After coming off the injection Deborah said Jack would smash up the house. He smashed every door, every window.
He would stand out on the street and kick people who weren’t there off the section. He would wake up in the middle of the night and kick non-existent people out of the house.
He sold the stove. He sold the television, anything that wasn’t nailed down. At one point Deborah found out he hadn’t had the power on for six months.
She tried to get him help, but it was like banging her head against a wall. She couldn’t get anywhere. She got angry, frustrated. She cried.
‘‘I blow a boiler. Then I can’t function. You go to work, and you’re angry and upset at what’s going on. I’m like this all the time.’’
In June 2021 it got worse. Jack’s house burnt down. He didn’t cause the fire, but he was in the house at the time.
Then in September, when Jack went to court for assault a ‘‘lovely probation officer forced a psychiatric assessment on him’’.
In the meantime he was in and out of emergency housing, because Deborah was still grappling with insurance before she could start the process of getting the house rebuilt.
Jack got kicked out of most of the motels that were used for emergency housing in Central and South Taranaki, but another ‘‘lovely’’ woman from Kainga Ora kept him from being homeless, Deborah says.
On a positive note the cancer in her lung was cut out in January, 2022, and she spent the next few months recovering. While she was getting her strength back, the psychiatric assessment was finished with the forensic psychologist saying Jack was worse than when he was first diagnosed, Deborah said.
She thought it was a breakthrough, and his treatments would resume.

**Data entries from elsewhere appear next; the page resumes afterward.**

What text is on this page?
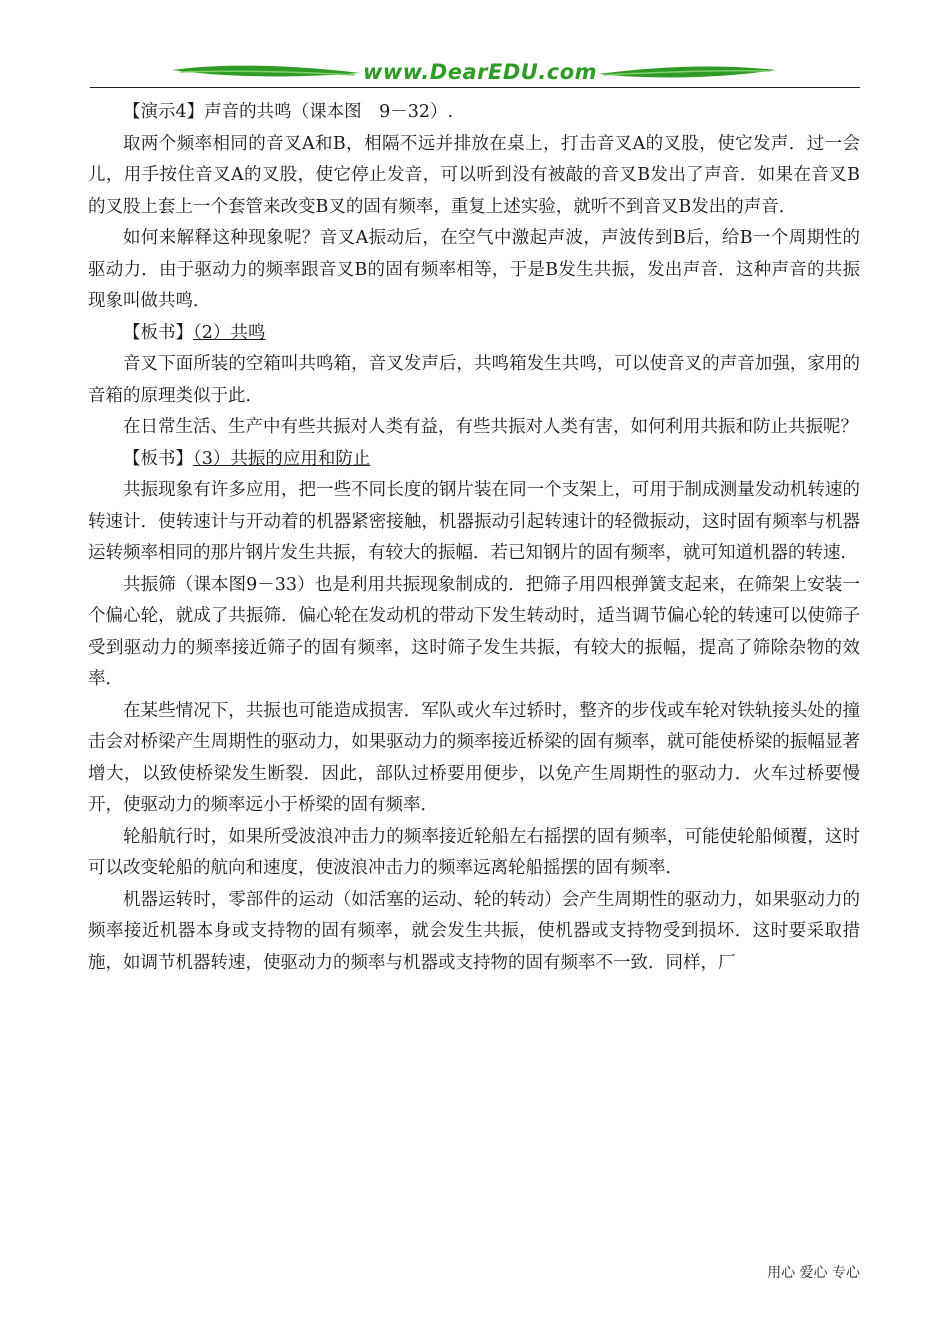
www.DearEDU.com

【演示4】声音的共鸣（课本图　9－32）.

取两个频率相同的音叉A和B，相隔不远并排放在桌上，打击音叉A的叉股，使它发声．过一会儿，用手按住音叉A的叉股，使它停止发音，可以听到没有被敲的音叉B发出了声音．如果在音叉B的叉股上套上一个套管来改变B叉的固有频率，重复上述实验，就听不到音叉B发出的声音．

如何来解释这种现象呢？音叉A振动后，在空气中激起声波，声波传到B后，给B一个周期性的驱动力．由于驱动力的频率跟音叉B的固有频率相等，于是B发生共振，发出声音．这种声音的共振现象叫做共鸣．

【板书】（2）共鸣

音叉下面所装的空箱叫共鸣箱，音叉发声后，共鸣箱发生共鸣，可以使音叉的声音加强，家用的音箱的原理类似于此．

在日常生活、生产中有些共振对人类有益，有些共振对人类有害，如何利用共振和防止共振呢？

【板书】（3）共振的应用和防止

共振现象有许多应用，把一些不同长度的钢片装在同一个支架上，可用于制成测量发动机转速的转速计．使转速计与开动着的机器紧密接触，机器振动引起转速计的轻微振动，这时固有频率与机器运转频率相同的那片钢片发生共振，有较大的振幅．若已知钢片的固有频率，就可知道机器的转速．

共振筛（课本图9－33）也是利用共振现象制成的．把筛子用四根弹簧支起来，在筛架上安装一个偏心轮，就成了共振筛．偏心轮在发动机的带动下发生转动时，适当调节偏心轮的转速可以使筛子受到驱动力的频率接近筛子的固有频率，这时筛子发生共振，有较大的振幅，提高了筛除杂物的效率．

在某些情况下，共振也可能造成损害．军队或火车过轿时，整齐的步伐或车轮对铁轨接头处的撞击会对桥梁产生周期性的驱动力，如果驱动力的频率接近桥梁的固有频率，就可能使桥梁的振幅显著增大，以致使桥梁发生断裂．因此，部队过桥要用便步，以免产生周期性的驱动力．火车过桥要慢开，使驱动力的频率远小于桥梁的固有频率．

轮船航行时，如果所受波浪冲击力的频率接近轮船左右摇摆的固有频率，可能使轮船倾覆，这时可以改变轮船的航向和速度，使波浪冲击力的频率远离轮船摇摆的固有频率．

机器运转时，零部件的运动（如活塞的运动、轮的转动）会产生周期性的驱动力，如果驱动力的频率接近机器本身或支持物的固有频率，就会发生共振，使机器或支持物受到损坏．这时要采取措施，如调节机器转速，使驱动力的频率与机器或支持物的固有频率不一致．同样，厂

用心 爱心 专心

But that wasn’t enough. It took Jack jumping in front of cars going 100kph along State Highway 3 for him to be taken to Taranaki’s mental health unit, she says.
‘‘It all fell into place, because I still don’t think he would have got into that unit unless he had jumped in front of those cars. That’s my feeling, because I had tried for years. I had rung the crisis team. You know, the mental health nurse, everyone.’’
And if Jack hadn’t got some help at that point, Deborah said, she would have broken down. She was falling to bits. Trying to organise getting a new house built was ongoing – it was still not finished – and she was worried he would end up jail.
So Deborah had a bit of respite knowing he was OK. But it didn’t last long. Within three weeks Jack was sent home from the mental health unit.
And they still wouldn’t put him on the injection.
They don’t listen to her, she says, they ‘‘preach’’ the Privacy
Act.
‘‘The only way they can apparently talk to me as if he’s actually sectioned under the Mental Health Act, because then I’m his only next of kin. But as he’s not they tell me as little as possible.’’
Under Section 7A of the Mental Health Act, there is a mandatory requirement for practitioners to consult with the family or whānau of a patient being treated under a compulsory assessment and treatment process, unless doing so would compromise their care.
There is no such provision in the
Mental Health Act in relation to voluntary patients, meaning families can often be shut off from information they believe they have a right to know.
She’s been told her brother doesn’t want her to know what’s going on. But Deborah says that’s because of his paranoia and she’s his only relative.
It’s more than frustrating and Deborah’s anger and frustration sometimes comes out during her interactions with the health professionals she deals with.
‘‘They must think I’m a right awful person. But, I went through all sorts of organisations and emailed them when everything was first happening. And nobody really came back to me or did anything.’’
And that’s when she reaches the end of her tether. She has nowhere to turn and feels alone.
‘‘Whenever the phone rings and someone tries to tell me something about Jack, I’m like, oh God, here we go again.’’
* At the moment Jack is staying on his medication and doing OK.